第26話 再びアザイドへ〈カンネ救出〔起〕〉

 早速、ハヤセたちは行動を開始しようと、その手順を確認することにした。


「ルシアさん、どうやってアザイドに戻るんだよ。またあの転移陣を使うのか?」


 ハヤセの問いに答えるように、ルシアは頷きながら返した。


「──そうね……。それが一番手っ取り早いわね。でも、普通に使用したら真創を大量消費するから借りるわ。ただ、ロイゼンとか言う副所長が明日の午後くらいと言って、今日はもう日付を超えてるから1日空くことになる……。これがどういう事か分かる?」


 そう問われたハヤセとキキノは疑問を浮かべていた。なぜなら、焦っているのなら、すぐにでも誘き出せばいいものにも関わらず、という事だ。


 何かの理由があると察したハヤセはルシアに聞き返していた。


「──ロイゼンは何かを企んでる? という事なのか?」

 これに続くようにキキノも口を開いた。


「……準備を整えている? という事ですか?」


 キキノの返事にルシアは大きく頷くと、言葉を続けた。


「キキノちゃんの言う通りよ。1日空けたと言うことは、必ず来ると確信している訳なの……。だから、この間にあなた達を捕える為の準備を確実に行おうとしている。恐らく、これまでと比べ物にならないほどの敵を用意していると思うわ……。転移陣を使ってアザイドに向かっても、その周辺には必ず敵を用意している。だから、借りる座標を少しずらしアザイドの違う場所へと転移しようと思う」


 ルシアのその説明を理解したハヤセとキキノは顔を見合わせると、ハヤセが口を開いた。


「でも、座標を変えるってどうするんだよ? それに真創を使用せずに転移陣をどうやって利用するんだよ?」


「真創を使用しないとは言ってないわ……。を使用しないの。私がその代わりをするから大量消費はないし、座標も変えられる」


「そんなことが出来るのかよ……」


「まぁこれは、真創を使用する為の恵印が強くないと出来ないけどね。恐らく、一部の者にしかできないわ。

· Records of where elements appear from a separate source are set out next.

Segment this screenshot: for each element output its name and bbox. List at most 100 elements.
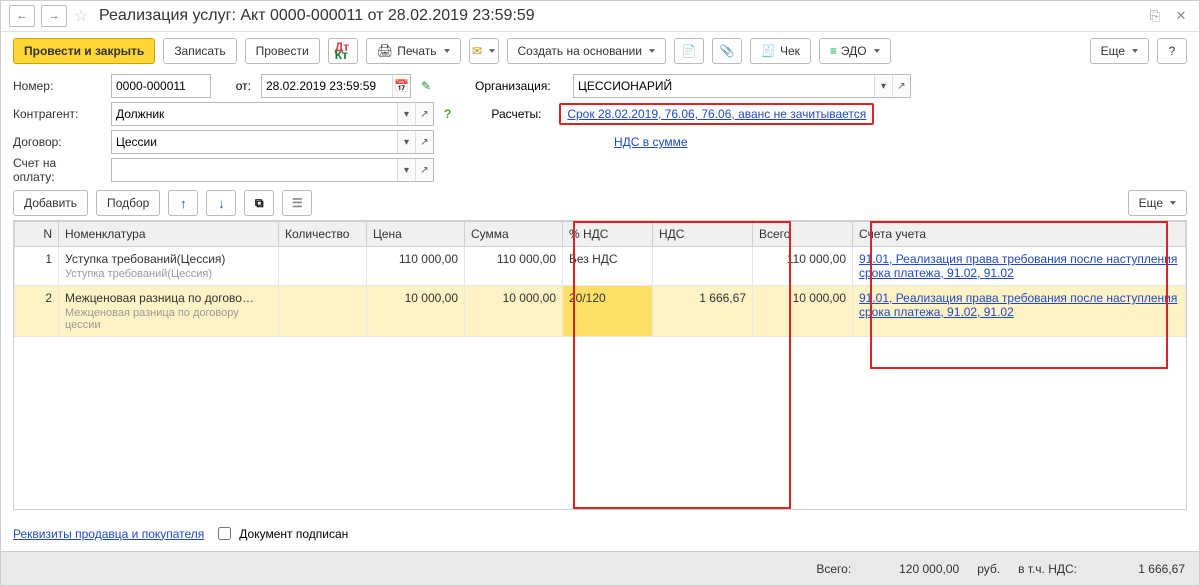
items-grid[interactable]: N Номенклатура Количество Цена Сумма % Н… (13, 220, 1187, 510)
mail-icon (472, 44, 482, 58)
org-open-icon[interactable]: ↗ (892, 75, 910, 97)
edit-icon[interactable]: ✎ (421, 79, 435, 93)
cell-sum[interactable]: 10 000,00 (465, 286, 563, 337)
dtkt-button[interactable]: ДтКт (328, 38, 358, 64)
printer-icon (377, 43, 394, 59)
attach-button[interactable] (712, 38, 742, 64)
calc-highlight: Срок 28.02.2019, 76.06, 76.06, аванс не … (559, 103, 874, 125)
kontr-open-icon[interactable]: ↗ (415, 103, 433, 125)
contract-open-icon[interactable]: ↗ (415, 131, 433, 153)
print-button[interactable]: Печать (366, 38, 461, 64)
invoice-dropdown-icon[interactable]: ▾ (397, 159, 415, 181)
kontr-label: Контрагент: (13, 107, 101, 121)
nav-forward-button[interactable]: → (41, 5, 67, 27)
cell-qty[interactable] (279, 247, 367, 286)
kontr-field[interactable]: ▾ ↗ (111, 102, 434, 126)
from-label: от: (221, 79, 251, 93)
doc-icon (682, 44, 697, 58)
post-button[interactable]: Провести (245, 38, 320, 64)
cell-price[interactable]: 110 000,00 (367, 247, 465, 286)
nav-back-button[interactable]: ← (9, 5, 35, 27)
kontr-dropdown-icon[interactable]: ▾ (397, 103, 415, 125)
col-acc[interactable]: Счета учета (853, 222, 1186, 247)
favorite-star-icon[interactable]: ☆ (73, 8, 89, 24)
requisites-link[interactable]: Реквизиты продавца и покупателя (13, 527, 204, 541)
cheque-button[interactable]: Чек (750, 38, 811, 64)
post-and-close-button[interactable]: Провести и закрыть (13, 38, 155, 64)
edo-icon (830, 44, 837, 58)
calc-link[interactable]: Срок 28.02.2019, 76.06, 76.06, аванс не … (567, 107, 866, 121)
cell-vatp[interactable]: Без НДС (563, 247, 653, 286)
contract-field[interactable]: ▾ ↗ (111, 130, 434, 154)
col-nom[interactable]: Номенклатура (59, 222, 279, 247)
cheque-label: Чек (780, 44, 800, 58)
doc-button[interactable] (674, 38, 704, 64)
mail-button[interactable] (469, 38, 499, 64)
cell-vatp-active[interactable]: 20/120 (563, 286, 653, 337)
cell-acc[interactable]: 91.01, Реализация права требования после… (853, 286, 1186, 337)
print-label: Печать (397, 44, 436, 58)
cell-vat[interactable] (653, 247, 753, 286)
col-qty[interactable]: Количество (279, 222, 367, 247)
vat-mode-link[interactable]: НДС в сумме (614, 135, 688, 149)
move-down-button[interactable]: ↓ (206, 190, 236, 216)
cell-nom-sub: Межценовая разница по договору цессии (65, 307, 272, 331)
table-more-button[interactable]: Еще (1128, 190, 1187, 216)
close-icon[interactable]: ✕ (1171, 6, 1191, 26)
calendar-icon[interactable] (392, 75, 410, 97)
cell-total[interactable]: 10 000,00 (753, 286, 853, 337)
table-row[interactable]: 2 Межценовая разница по догово…Межценова… (15, 286, 1186, 337)
help-button[interactable]: ? (1157, 38, 1187, 64)
col-total[interactable]: Всего (753, 222, 853, 247)
invoice-input[interactable] (112, 159, 397, 181)
col-vat[interactable]: НДС (653, 222, 753, 247)
total-currency: руб. (977, 562, 1000, 576)
acc-link[interactable]: 91.01, Реализация права требования после… (859, 291, 1177, 319)
create-based-button[interactable]: Создать на основании (507, 38, 667, 64)
cell-sum[interactable]: 110 000,00 (465, 247, 563, 286)
clip-icon (720, 44, 735, 58)
total-value: 120 000,00 (869, 562, 959, 576)
pick-button[interactable]: Подбор (96, 190, 160, 216)
cell-nom[interactable]: Межценовая разница по догово…Межценовая … (59, 286, 279, 337)
copy-row-button[interactable] (244, 190, 274, 216)
kontr-help-icon[interactable]: ? (444, 107, 451, 121)
contract-input[interactable] (112, 131, 397, 153)
cell-vat[interactable]: 1 666,67 (653, 286, 753, 337)
contract-label: Договор: (13, 135, 101, 149)
col-sum[interactable]: Сумма (465, 222, 563, 247)
col-price[interactable]: Цена (367, 222, 465, 247)
contract-dropdown-icon[interactable]: ▾ (397, 131, 415, 153)
org-label: Организация: (475, 79, 563, 93)
edo-button[interactable]: ЭДО (819, 38, 891, 64)
move-up-button[interactable]: ↑ (168, 190, 198, 216)
number-field[interactable] (111, 74, 211, 98)
cell-qty[interactable] (279, 286, 367, 337)
save-button[interactable]: Записать (163, 38, 236, 64)
date-field[interactable] (261, 74, 411, 98)
detach-icon[interactable]: ⎘ (1145, 6, 1165, 26)
acc-link[interactable]: 91.01, Реализация права требования после… (859, 252, 1177, 280)
date-input[interactable] (262, 75, 392, 97)
invoice-open-icon[interactable]: ↗ (415, 159, 433, 181)
kontr-input[interactable] (112, 103, 397, 125)
cell-acc[interactable]: 91.01, Реализация права требования после… (853, 247, 1186, 286)
create-based-label: Создать на основании (518, 44, 643, 58)
vat-value: 1 666,67 (1095, 562, 1185, 576)
col-vatp[interactable]: % НДС (563, 222, 653, 247)
table-row[interactable]: 1 Уступка требований(Цессия)Уступка треб… (15, 247, 1186, 286)
add-row-button[interactable]: Добавить (13, 190, 88, 216)
cell-nom[interactable]: Уступка требований(Цессия)Уступка требов… (59, 247, 279, 286)
invoice-field[interactable]: ▾ ↗ (111, 158, 434, 182)
org-dropdown-icon[interactable]: ▾ (874, 75, 892, 97)
more-button[interactable]: Еще (1090, 38, 1149, 64)
col-n[interactable]: N (15, 222, 59, 247)
edo-label: ЭДО (841, 44, 867, 58)
cell-price[interactable]: 10 000,00 (367, 286, 465, 337)
cell-total[interactable]: 110 000,00 (753, 247, 853, 286)
org-input[interactable] (574, 75, 874, 97)
doc-signed-checkbox[interactable] (218, 527, 231, 540)
table-more-label: Еще (1139, 196, 1163, 210)
org-field[interactable]: ▾ ↗ (573, 74, 911, 98)
list-button[interactable] (282, 190, 312, 216)
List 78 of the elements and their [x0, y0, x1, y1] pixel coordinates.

だから尚更、ロイゼンはアザイドの転移陣付近に敵を配置するはずよ。まさか、そことは全く違う場所に現れるとは思っていないでしょうから……」


 そう説明し終わると、ハヤセとキキノに準備を促した。

 まず、ハヤセには、学生服とは違う動き易さと、防御能力を施した皮の服を着るように言い、キキノには着物のような囚人服から、膝丈ほどのスカートにショートタイプの黒のレギンスを合わせ、上半身はオーバーサイズのロングシャツを着用してもらい、こちらも防御力強化を施してあった。


 ルシアは黒のショートパンツを履き、こちらもオンバーサイズのロングシャツを着用していた。


「じゃあ準備は出来たわね!」

「早速向かうんだろう?」 


 キキノも頷いた。

 でも、ルシアからは予想外の言葉が出て来た。


「じゃあとりあえずご飯にしよっか。すぐに準備するわね」


 ルシアのその言葉にハヤセとキキノは再度顔を見合わせると言った。

 

「ルシアさん! 今はなるべく急がないと!」

「──あの、ルシアさん……? 私も急いだほうがいいと思うんですが……」


 そう言うハヤセたちに、腰に手を当て胸を張り言った。


「急ぐのは分かるわ。でもね、アザイドから戻ってすぐにまた向かうのは体力的にも集中も切れかねないからね! 急いでいる時こそ、ちゃんとした準備をしないとね? だから、ひとまずご飯は食べよ! ロイゼンもこの短時間ならすぐには準備出来ないから」


 ルシアは笑顔で言うと、食事の準備を始めた。


 この時間は、大きな戦いの前のひとときであった。


 これから起こる大きな出来事の、唯一のほっとする、落ち着ける時間になった。